All industrial economies have high consumption rates, but the United States remains the world’s consumption champion. On average, Americans drink 50 gallons of cola per year. We burn more than our body weight in petroleum every week. While we may not think that we consume much, everybody has seen such numbers, plus health warnings about obesity and sedentary living, all suggesting that we consume more than is good for us. Nonetheless, cutting back is hard when the companies persuading us to buy don’t want us to cut back either.
Measured by GNP, mining, agriculture, and manufacturing are small parts of the economy. The lion’s share of it consumes. Governments consume resources. Service companies consume resources internally, and most of them encourage their customers to consume more and more besides.
However, the growth of our trash trails has slowed. During the last decade American solid waste leveled off at about 4.5 pounds per capita daily. Because of recycling and incineration, only about half of it goes to landfill, but total solid waste still grew 6 percent during the decade, equal to the increase in population. Waste disposal has stabilized, but it remains a big, messy problem.
Industrialized regions having less than 20 percent of the world’s population burns about 75 percent of the world’s energy.
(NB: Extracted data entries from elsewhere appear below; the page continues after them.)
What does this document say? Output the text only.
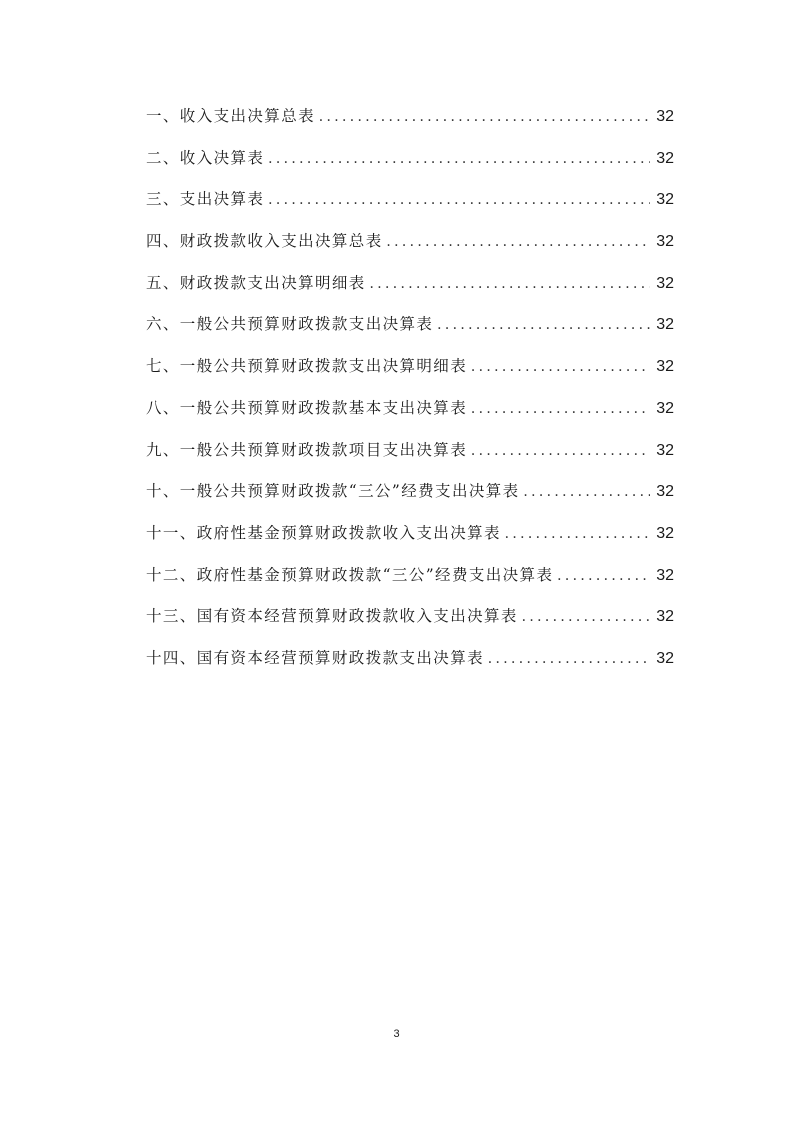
一、收入支出决算总表 . . .	32
二、收入决算表 . . .	32
三、支出决算表 . . .	32
四、财政拨款收入支出决算总表 . . .	32
五、财政拨款支出决算明细表 . . .	32
六、一般公共预算财政拨款支出决算表 . . .	32
七、一般公共预算财政拨款支出决算明细表 . . .	32
八、一般公共预算财政拨款基本支出决算表 . . .	32
九、一般公共预算财政拨款项目支出决算表 . . .	32
十、一般公共预算财政拨款“三公”经费支出决算表 . . .	32
十一、政府性基金预算财政拨款收入支出决算表 . . .	32
十二、政府性基金预算财政拨款“三公”经费支出决算表 . . .	32
十三、国有资本经营预算财政拨款收入支出决算表 . . .	32
十四、国有资本经营预算财政拨款支出决算表 . . .	32
3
The remaining 80 percent of the global population can better use what is available to them, but can’t be expected to reduce the use of resources that they are barely using now. It’s pretty clear from whence the heaviest cuts and greatest imagination must come, but industrial societies can also apply more advanced technology to these goals.
Were there no real shortages, why anyone would want to use resources just to be using them makes no sense?